Los acontecimientos que narra la obra son de diferente densidad dramática o política. Lo que engrandece la historia es la simultaneidad que nos sumerge en la historia de la editorial Turba, el sindicato, la situación de Argentina, la frigidez de Romina, su renuencia a la cultura y el torbellino que envuelve el mundo del traductor.

Como en El castillo de Kafka, vemos a Zevi siempre avanzando, disertando, discutiendo en las asambleas, con Romina, con su traducción del fascista Brockner. Al igual que el agrimensor entusiasta, continúa su avance con determinación:

Tenía miedo, pero reaccionaba ante él de manera diametralmente opuesta a como lo hacía de costumbre. En lugar de tomarlo como un sombrío augurio de fracaso quería —y asombrosamente casi podía— sentirlo como un indicio de que me preparaba a hacer algo que nunca había hecho, ni que jamás había pensado poder llegar a hacer. No sabía qué era, pero eso tampoco era importante, porque por primera vez en mi vida estaba ocupado más en seguir una dirección de acción, incluso de pensamiento, antes que en un preguntarme las causas de nada.

LA APUESTA

Benesdra trabajaba en Página 12 y en los tiempos muertos escribía su novela. Lo que acababa de suceder en una asamblea lo capturaba al vuelo, apenas unas horas o unos minutos después. El escritor tecleaba en su laptop mientras le asignaban un nuevo trabajo dentro de la reestructuración de la empresa, es decir, mientras lo enfilaban al despido. Como Jonás en la panza de la ballena, Benesdra retrataba lo que les proponían los dueños, pero lo transfiguraba en la querella de Turba. Una vez más, gracias al documental de Borenstain y Firnvab podemos enterarnos de toda la lucha, los meses de paro, resistencia y chantaje ideológico inducidos por Página 12, que reprochaba cómo podían ser tan mezquinos como laborantes de un diario de izquierda. Que no se le podía pedir un aumento salarial a ese diarito. A lo que respondían los trabajadores: “¡Se lo tenemos que pedir a este diarito y a cualquier otro!”. Página 12 perdió mucha credibilidad con sus alianzas, incluso con los sectores de Derechos Humanos, porque hicieron “lo contrario de lo que venían diciendo desde el número uno”, como señaló el líder sindical Tato Dondero.
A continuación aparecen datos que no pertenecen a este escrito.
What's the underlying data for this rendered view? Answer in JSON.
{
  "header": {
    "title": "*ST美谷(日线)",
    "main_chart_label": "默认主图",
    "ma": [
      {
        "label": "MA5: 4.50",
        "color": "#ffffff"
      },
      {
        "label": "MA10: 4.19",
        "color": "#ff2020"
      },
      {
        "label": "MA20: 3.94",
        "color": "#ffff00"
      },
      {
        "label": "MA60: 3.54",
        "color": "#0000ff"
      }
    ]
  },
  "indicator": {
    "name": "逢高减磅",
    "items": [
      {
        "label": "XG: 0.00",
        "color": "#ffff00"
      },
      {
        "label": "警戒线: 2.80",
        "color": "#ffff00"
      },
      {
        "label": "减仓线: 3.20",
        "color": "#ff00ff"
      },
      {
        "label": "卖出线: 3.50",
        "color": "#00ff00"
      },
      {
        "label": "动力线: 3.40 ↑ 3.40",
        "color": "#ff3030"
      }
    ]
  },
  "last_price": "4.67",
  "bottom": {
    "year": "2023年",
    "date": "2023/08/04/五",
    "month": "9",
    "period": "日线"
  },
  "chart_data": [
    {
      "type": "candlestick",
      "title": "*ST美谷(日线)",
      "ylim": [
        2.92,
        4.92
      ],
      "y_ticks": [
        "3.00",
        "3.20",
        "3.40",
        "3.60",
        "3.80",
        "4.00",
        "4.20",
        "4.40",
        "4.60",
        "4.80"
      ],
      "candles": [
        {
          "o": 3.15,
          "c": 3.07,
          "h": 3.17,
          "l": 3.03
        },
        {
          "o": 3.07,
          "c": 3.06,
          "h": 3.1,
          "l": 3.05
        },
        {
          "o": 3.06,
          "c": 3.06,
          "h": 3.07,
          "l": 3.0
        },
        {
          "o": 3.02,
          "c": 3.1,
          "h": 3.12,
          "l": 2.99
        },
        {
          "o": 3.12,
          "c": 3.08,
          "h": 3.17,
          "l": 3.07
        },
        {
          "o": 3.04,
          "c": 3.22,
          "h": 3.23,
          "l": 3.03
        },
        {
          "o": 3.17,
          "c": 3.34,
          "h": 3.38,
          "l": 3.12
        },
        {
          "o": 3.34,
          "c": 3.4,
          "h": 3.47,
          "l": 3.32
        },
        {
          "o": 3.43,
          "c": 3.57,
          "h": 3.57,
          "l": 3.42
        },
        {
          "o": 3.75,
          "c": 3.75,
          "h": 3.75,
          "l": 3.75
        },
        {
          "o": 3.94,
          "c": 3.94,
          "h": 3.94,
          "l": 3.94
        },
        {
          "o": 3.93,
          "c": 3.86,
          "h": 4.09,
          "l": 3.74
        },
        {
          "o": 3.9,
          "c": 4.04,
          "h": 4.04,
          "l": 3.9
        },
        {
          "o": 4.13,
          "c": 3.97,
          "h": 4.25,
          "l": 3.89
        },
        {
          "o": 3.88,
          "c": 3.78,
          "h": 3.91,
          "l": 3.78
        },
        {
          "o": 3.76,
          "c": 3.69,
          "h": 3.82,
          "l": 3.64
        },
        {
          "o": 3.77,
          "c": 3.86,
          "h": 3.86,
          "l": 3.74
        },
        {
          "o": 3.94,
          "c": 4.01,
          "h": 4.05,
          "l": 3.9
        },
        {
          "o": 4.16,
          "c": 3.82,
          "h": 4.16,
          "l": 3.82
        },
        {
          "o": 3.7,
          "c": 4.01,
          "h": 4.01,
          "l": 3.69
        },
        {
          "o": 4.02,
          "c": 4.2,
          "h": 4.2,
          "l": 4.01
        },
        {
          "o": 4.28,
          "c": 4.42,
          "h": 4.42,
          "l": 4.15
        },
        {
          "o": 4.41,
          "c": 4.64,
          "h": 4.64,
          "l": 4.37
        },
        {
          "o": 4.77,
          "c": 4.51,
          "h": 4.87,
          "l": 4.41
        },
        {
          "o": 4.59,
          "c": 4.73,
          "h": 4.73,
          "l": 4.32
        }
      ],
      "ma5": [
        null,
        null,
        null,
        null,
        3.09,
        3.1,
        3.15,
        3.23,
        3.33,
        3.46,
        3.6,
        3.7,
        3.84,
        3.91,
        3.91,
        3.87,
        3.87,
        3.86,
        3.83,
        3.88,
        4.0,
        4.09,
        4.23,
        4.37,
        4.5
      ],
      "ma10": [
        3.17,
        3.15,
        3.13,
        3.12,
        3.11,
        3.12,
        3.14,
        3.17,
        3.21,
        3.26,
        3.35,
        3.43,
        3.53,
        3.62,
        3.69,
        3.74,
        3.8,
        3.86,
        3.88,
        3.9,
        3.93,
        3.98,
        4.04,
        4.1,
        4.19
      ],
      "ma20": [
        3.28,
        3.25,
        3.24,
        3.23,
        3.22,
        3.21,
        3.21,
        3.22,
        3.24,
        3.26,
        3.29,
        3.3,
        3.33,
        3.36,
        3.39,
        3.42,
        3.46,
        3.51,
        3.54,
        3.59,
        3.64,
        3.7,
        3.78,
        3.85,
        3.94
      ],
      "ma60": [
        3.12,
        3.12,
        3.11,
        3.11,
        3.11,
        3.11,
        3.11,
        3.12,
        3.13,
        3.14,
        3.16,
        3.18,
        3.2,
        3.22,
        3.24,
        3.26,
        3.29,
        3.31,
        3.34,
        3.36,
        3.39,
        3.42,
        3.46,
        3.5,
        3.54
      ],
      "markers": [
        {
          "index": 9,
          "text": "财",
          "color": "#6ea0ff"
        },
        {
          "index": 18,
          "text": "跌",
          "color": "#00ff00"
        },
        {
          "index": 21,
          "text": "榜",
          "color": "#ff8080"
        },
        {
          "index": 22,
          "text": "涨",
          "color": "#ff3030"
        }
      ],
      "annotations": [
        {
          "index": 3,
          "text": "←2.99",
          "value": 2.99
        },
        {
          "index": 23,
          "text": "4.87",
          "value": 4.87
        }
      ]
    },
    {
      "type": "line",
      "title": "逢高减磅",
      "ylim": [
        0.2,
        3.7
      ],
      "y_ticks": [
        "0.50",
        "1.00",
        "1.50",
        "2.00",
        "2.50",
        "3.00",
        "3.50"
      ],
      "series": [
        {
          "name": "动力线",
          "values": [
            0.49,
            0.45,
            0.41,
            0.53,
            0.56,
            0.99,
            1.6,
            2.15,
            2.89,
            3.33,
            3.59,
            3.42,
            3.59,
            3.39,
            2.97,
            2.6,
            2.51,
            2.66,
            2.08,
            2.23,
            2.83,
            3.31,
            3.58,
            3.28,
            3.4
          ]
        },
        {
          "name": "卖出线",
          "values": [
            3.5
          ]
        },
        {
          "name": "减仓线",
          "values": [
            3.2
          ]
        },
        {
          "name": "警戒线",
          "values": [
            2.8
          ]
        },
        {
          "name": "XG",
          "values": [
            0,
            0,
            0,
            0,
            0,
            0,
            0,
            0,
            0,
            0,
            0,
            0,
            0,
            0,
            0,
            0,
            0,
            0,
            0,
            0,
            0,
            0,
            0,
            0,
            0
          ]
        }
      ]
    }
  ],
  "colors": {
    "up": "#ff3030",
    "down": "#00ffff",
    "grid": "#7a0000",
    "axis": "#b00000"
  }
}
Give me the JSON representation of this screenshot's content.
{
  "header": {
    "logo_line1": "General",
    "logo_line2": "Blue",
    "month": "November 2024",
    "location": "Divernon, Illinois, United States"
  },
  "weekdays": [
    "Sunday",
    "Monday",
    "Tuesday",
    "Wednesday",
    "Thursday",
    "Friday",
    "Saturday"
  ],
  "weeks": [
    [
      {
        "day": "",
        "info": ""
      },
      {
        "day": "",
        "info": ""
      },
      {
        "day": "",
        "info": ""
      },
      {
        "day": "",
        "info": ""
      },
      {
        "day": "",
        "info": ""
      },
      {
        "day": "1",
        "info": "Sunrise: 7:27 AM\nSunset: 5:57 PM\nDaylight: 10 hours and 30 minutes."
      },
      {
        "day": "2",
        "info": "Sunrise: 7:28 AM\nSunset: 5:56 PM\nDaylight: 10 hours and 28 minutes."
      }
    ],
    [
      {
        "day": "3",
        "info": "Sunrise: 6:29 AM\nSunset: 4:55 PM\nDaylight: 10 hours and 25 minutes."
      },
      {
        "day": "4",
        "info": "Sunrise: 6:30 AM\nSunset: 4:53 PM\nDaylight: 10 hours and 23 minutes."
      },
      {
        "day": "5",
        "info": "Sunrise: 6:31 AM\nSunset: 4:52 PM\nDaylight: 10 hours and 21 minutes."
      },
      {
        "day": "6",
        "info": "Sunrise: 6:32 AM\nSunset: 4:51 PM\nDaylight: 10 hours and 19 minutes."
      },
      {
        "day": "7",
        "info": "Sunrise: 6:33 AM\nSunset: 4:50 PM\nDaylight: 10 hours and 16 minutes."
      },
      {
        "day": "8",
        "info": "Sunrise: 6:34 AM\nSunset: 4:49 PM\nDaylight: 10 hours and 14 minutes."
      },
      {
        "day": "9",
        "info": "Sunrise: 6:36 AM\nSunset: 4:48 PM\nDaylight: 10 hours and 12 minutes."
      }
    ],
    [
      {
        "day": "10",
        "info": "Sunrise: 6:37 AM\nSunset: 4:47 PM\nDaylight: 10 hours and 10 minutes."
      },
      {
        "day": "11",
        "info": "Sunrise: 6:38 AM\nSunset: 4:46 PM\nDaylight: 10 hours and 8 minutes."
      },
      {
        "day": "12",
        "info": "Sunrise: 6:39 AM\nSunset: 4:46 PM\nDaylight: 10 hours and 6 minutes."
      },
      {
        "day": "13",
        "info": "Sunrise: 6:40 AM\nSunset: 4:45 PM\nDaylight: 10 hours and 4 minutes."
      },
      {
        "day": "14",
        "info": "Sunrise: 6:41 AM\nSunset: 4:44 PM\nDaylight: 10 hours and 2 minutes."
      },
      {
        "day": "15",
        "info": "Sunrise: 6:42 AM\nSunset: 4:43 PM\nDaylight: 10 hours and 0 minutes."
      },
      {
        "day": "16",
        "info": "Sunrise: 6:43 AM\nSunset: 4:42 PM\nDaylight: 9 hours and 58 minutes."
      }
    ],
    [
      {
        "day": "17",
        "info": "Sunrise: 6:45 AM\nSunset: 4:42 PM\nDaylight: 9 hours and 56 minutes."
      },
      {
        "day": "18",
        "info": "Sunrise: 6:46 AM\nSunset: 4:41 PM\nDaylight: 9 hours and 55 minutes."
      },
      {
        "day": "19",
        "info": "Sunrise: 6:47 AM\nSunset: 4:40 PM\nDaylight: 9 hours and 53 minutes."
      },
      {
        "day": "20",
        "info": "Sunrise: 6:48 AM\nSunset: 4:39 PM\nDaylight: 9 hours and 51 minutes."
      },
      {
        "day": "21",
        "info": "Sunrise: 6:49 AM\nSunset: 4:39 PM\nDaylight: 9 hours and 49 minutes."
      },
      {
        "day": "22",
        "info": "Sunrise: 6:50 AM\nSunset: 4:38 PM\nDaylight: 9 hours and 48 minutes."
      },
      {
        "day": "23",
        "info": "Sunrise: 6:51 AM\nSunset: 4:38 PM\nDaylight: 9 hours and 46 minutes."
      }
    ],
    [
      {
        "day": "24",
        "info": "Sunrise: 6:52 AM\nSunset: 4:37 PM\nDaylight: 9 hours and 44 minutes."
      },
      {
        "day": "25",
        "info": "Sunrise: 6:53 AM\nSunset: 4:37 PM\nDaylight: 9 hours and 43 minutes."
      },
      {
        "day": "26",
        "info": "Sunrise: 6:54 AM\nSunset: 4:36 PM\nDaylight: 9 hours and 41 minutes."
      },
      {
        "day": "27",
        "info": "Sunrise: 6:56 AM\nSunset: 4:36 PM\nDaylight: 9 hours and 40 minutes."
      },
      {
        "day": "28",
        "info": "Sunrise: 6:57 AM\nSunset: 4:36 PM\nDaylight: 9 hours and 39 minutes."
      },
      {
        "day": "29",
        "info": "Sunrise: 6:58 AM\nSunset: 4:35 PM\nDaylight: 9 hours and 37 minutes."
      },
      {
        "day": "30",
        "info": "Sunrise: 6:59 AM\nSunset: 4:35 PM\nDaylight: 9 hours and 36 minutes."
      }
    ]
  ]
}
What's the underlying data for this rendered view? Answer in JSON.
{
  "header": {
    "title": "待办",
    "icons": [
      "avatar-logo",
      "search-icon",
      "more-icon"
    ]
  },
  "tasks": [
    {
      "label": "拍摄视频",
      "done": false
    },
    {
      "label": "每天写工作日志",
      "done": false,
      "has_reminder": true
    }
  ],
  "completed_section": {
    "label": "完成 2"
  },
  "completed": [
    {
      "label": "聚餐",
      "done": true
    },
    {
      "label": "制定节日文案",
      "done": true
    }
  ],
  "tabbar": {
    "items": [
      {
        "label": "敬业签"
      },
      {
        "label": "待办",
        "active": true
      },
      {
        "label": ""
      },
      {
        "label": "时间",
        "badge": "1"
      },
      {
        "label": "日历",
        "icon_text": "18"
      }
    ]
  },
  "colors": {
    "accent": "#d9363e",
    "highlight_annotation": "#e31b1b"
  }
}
Obvio que este tipo de historia es recurrente en la literatura desde Germinal, de Zola, En dudosa batalla, de Steinbeck, Brecht en Santa Juana de los mataderos. Pero no se trata de realismo bolche, sino de otra cosa: una novela que va al extremo y que entrega un final nada halagüeño, todo lo contrario. El desenlace de la lucha de Zevi y de Turba impone las mismas condiciones que la vida ofrece al desempleado en muchos países de Hispanoamérica: trabajar en un McDonalds, sacar copias en un  Office o, en el mejor de los casos, conducir un taxi o llevar comida en una moto. Ante tal situación, Benesdra pensaba que su novela le daría algún renombre. Él mismo llegó a declarar que empezaba a creer en lo que había escrito.

El suicidio fue la conclusión de una serie de recaídas y de un internamiento durante la dictadura militar, la cual consideraba criminal a quien era ingresado. Al parecer, Benesdra sufrió maltrato médico y en alguna ocasión, como castigo, le fracturaron un dedo de la mano. A su vez, la situación asfixiante a la que se vieron expuestos él, sus compañeros y otros miles de desempleados, fisuró su relación de pareja, su estabilidad emocional y su vida en general. Pero no digo que sea un mártir. Lo describiría como un autor que apostó vitalmente a su escritura y a la literatura, en una época en que las editoriales promueven la mediocridad, los editores no tienen criterio propio y se conforman con obedecer directrices de empresarios que comercian con libros, a quienes la literatura no les importa un carajo.

Notas

1 Salvador Benesdra, El Traductor, prólogo de Elvio E. Gandolfo, Eterna Cadencia, Buenos Aires, 2012. Las citas de la novela provienen de esta edición.

2 Entre gatos universalmente pardos (2018) de Ariel Borenstein y Damián Finvarb. Agradezco a Ariel Borenstein el darme a conocer su maravilloso documental, que pronto será difundido en la red, y la autorización para usar la imagen que acompaña este ensayo.